So I just finished watching the second season for a second time, and I have to talk about it with someone.
First off, holy shit is it good. No complaints, no notes. Visually, it’s gorgeous. Casting is perfection, costumes, visuals, practical effects, set designs, it is as close to the manga and anime in visual style without being “cartoony.” If I said that the special effects were the weakest link in the chain, that’s only because everything else is so great.
Acting, writing, editing, direction, all of it shows a dedication to the source material and a care for making the best possible show. The choices for what to cut (because obviously it needs to be condensed) make sense at every turn, keeping fresh a story we all already know.
When I think of all the live action adaptations that completely failed, I’m thrilled that we have two seasons of One Piece as a model for how to do it right. I hope we get 12 more.


It’s not my first One Piece. I’ve watched the anime up to about Skypiea and read most of the rest of the series in the manga, (though I’m not really caught up nowadays). I don’t think it matters either way though, an adaptation must be able to stand up on its own, it can’t just all be fan service to the existing fans. They’ve changed a lot of things from the source material, which is usually not what fans like to see so I don’t think they have only existing fans in mind when making this show.
I just checked the manga, Reverse Mountain not including Laboon was less than one chapter, from the middle of chapter 101 to the third page of 102. The only notable thing that happens is that they almost hit a pillar but Luffy balloons up to bounce off of it. This is translated to about 1:30 to 7:30, six minutes of LITERALLY NOTHING HAPPENING, we’re just watching the crew struggle to hold on to something while the current carries them. Oda would never.

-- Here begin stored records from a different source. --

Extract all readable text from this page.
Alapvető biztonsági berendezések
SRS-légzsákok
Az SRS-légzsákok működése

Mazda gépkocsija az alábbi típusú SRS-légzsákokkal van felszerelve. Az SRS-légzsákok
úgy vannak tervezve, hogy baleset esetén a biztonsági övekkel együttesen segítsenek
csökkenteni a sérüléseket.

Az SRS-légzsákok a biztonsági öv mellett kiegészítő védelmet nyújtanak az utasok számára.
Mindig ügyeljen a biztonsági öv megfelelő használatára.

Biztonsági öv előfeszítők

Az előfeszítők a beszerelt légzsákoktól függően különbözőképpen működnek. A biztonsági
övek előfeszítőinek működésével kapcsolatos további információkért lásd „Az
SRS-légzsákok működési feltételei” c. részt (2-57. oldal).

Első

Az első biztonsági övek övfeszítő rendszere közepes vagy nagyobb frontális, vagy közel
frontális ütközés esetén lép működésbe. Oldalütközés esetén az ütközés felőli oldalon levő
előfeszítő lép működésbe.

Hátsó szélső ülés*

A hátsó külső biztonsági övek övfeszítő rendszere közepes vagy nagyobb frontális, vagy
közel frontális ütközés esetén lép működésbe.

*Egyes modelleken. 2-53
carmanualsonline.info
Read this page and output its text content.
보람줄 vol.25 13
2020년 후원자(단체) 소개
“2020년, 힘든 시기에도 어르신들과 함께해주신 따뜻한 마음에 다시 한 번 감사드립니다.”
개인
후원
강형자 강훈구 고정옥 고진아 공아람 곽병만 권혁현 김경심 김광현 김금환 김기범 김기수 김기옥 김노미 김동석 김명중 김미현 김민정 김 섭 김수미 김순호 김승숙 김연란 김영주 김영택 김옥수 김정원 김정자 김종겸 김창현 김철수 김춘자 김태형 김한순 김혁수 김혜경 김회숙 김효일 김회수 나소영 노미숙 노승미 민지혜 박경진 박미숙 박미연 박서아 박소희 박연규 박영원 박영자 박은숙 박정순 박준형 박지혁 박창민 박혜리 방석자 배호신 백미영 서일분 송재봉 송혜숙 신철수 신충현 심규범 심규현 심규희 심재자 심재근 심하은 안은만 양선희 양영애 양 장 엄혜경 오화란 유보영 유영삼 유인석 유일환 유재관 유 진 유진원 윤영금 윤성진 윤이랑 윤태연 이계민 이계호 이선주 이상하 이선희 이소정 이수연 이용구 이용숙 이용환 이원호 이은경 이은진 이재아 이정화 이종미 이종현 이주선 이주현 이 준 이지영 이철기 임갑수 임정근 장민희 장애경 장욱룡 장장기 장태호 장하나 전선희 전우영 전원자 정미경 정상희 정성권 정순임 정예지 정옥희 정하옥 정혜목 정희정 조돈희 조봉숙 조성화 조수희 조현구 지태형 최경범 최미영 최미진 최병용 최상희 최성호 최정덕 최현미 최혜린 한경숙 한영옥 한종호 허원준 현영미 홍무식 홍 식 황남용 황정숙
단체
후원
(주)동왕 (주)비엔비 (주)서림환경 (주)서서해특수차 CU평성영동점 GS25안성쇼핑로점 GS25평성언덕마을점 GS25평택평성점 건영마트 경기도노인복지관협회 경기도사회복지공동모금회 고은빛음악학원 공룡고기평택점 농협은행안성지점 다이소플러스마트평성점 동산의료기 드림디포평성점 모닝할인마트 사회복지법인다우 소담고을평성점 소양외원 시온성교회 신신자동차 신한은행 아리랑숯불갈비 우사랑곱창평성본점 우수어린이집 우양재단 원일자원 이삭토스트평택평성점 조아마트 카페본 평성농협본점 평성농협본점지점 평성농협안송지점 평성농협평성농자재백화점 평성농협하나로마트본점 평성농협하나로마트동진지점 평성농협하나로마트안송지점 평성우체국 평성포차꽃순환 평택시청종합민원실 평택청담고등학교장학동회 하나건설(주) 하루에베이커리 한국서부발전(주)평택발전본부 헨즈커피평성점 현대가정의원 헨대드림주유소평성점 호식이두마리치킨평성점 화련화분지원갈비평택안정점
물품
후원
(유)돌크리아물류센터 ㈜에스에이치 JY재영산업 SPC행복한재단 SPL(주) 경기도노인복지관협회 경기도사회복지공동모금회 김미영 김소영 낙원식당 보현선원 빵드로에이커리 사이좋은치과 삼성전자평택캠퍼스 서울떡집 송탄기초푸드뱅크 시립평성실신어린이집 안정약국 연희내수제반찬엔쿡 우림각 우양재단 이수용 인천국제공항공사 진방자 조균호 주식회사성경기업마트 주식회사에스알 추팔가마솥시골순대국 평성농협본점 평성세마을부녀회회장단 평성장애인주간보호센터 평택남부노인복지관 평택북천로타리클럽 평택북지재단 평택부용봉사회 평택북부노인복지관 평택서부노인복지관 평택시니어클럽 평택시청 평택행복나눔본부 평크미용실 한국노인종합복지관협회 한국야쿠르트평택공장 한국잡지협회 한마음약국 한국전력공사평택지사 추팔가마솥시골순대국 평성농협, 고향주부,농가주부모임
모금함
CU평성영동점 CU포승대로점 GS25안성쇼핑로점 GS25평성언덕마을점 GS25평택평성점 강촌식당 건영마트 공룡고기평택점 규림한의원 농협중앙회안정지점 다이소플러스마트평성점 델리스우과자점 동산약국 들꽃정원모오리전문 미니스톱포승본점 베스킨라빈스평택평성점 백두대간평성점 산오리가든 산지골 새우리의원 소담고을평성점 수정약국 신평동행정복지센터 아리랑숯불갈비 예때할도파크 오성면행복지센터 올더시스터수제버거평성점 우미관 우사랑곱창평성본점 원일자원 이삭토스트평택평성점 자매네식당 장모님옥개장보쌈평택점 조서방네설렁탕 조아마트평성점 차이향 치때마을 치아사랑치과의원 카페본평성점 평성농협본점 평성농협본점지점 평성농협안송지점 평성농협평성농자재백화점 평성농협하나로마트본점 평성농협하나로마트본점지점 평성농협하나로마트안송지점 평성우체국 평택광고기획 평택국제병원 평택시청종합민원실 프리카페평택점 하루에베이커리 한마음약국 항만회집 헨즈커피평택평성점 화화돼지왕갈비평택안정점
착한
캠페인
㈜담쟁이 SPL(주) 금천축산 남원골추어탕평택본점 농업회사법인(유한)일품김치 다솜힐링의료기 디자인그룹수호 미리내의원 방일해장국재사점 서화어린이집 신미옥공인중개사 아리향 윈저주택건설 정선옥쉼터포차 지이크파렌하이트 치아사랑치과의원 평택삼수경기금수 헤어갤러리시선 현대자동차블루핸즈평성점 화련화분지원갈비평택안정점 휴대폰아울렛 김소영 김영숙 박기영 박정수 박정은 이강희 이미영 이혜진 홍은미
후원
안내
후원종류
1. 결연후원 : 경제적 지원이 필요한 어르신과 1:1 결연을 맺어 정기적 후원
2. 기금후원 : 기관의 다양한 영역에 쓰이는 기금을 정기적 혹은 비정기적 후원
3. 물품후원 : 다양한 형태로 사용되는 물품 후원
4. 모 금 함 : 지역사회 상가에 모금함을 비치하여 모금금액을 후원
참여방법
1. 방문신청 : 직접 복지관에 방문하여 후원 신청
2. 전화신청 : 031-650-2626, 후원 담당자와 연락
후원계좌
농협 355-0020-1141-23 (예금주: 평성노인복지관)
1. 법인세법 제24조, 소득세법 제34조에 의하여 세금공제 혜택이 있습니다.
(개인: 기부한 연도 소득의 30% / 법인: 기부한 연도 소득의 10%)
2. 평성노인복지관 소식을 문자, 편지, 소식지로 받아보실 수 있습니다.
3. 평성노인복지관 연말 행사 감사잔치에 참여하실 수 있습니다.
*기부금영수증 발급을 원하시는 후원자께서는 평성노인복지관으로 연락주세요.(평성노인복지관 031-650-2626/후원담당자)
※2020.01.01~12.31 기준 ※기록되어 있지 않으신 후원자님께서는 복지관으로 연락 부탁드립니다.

Yeah, the anime is infamous for how abhorrently slow it is. It set a bad example and I’m sad the Netflix adaptation followed it, especially since the main reason the anime is slow is that it had to follow the pace of the manga for most of its runtime, which is not a limitation the Netflix adaptation has. So now it’s just slow and boring for the sake of being slow.
I don’t know what you mean here. Oda absolutely knew and planned that Brook will join the straw hats when he first introduced Laboon. He just didn’t plan for it to take so long to reach that point in the story. This long-term plot connections are one of the best parts of One Piece. These cheap attempts to pull at my heartstrings now are only going to lessen the emotional impact later when we meet Brook for real. In the anime and manga, the whole Laboon arc was plenty emotional and impactful, even without the foresight. If anything, this cheapens is.
Right, but he never flips between angry and excited and back to angry at the flip of a switch. If he’s angry, he stays angry for a while! And determined. I see zero determination in this Luffy. He’s a badly written bipolar disorder.
From a high level view, I like this change too. In the moment, part of me was screaming “this is not how it happaned!” but this is an adaptation, not a 100% faithful retelling, so I can happily accept any changes as long as they make for a good show.
The problem is that the execution was just terrible. The minute-to-minute and scene-to-scene writing is just awful and terrible. I don’t know how else to describe it. So the high-level “Luffy joined him into the crew instead of declaring a rivalry” is good, the low level details of how it was done are just unacceptably bad.
A scene in season 2 should feel natural in season 2, not only with hindsight in season 10. One Piece (and any other good work of fiction) never pulls things like this. And even if it was true, are you saying that Luffy is essentially telling the future? Just how far do you think his gut can take him?
Yeah, I did see the part where she says that (it’s to Vivi in Little Garden, before she goes back to Usopp). It’s still not even remotely close to how the manga/anime dynamic works.
If you like it, I don’t want to take that away from you. I am giving my own review, as honestly as I possibly can. We are discussing it here, and I do enjoy this discussion itself. So I don’t think “other reviews seem to like it” is really relevant here.
I guess if what counts as a “good show” is a show that a lot of people like, then yeah, it’s a good show. But then so is a lot of reality TV. I think a good show is a show that has something to say, that takes itself seriously where it matters, that doesn’t constantly take me out of my suspension of disbelief. And I don’t think this is a good show.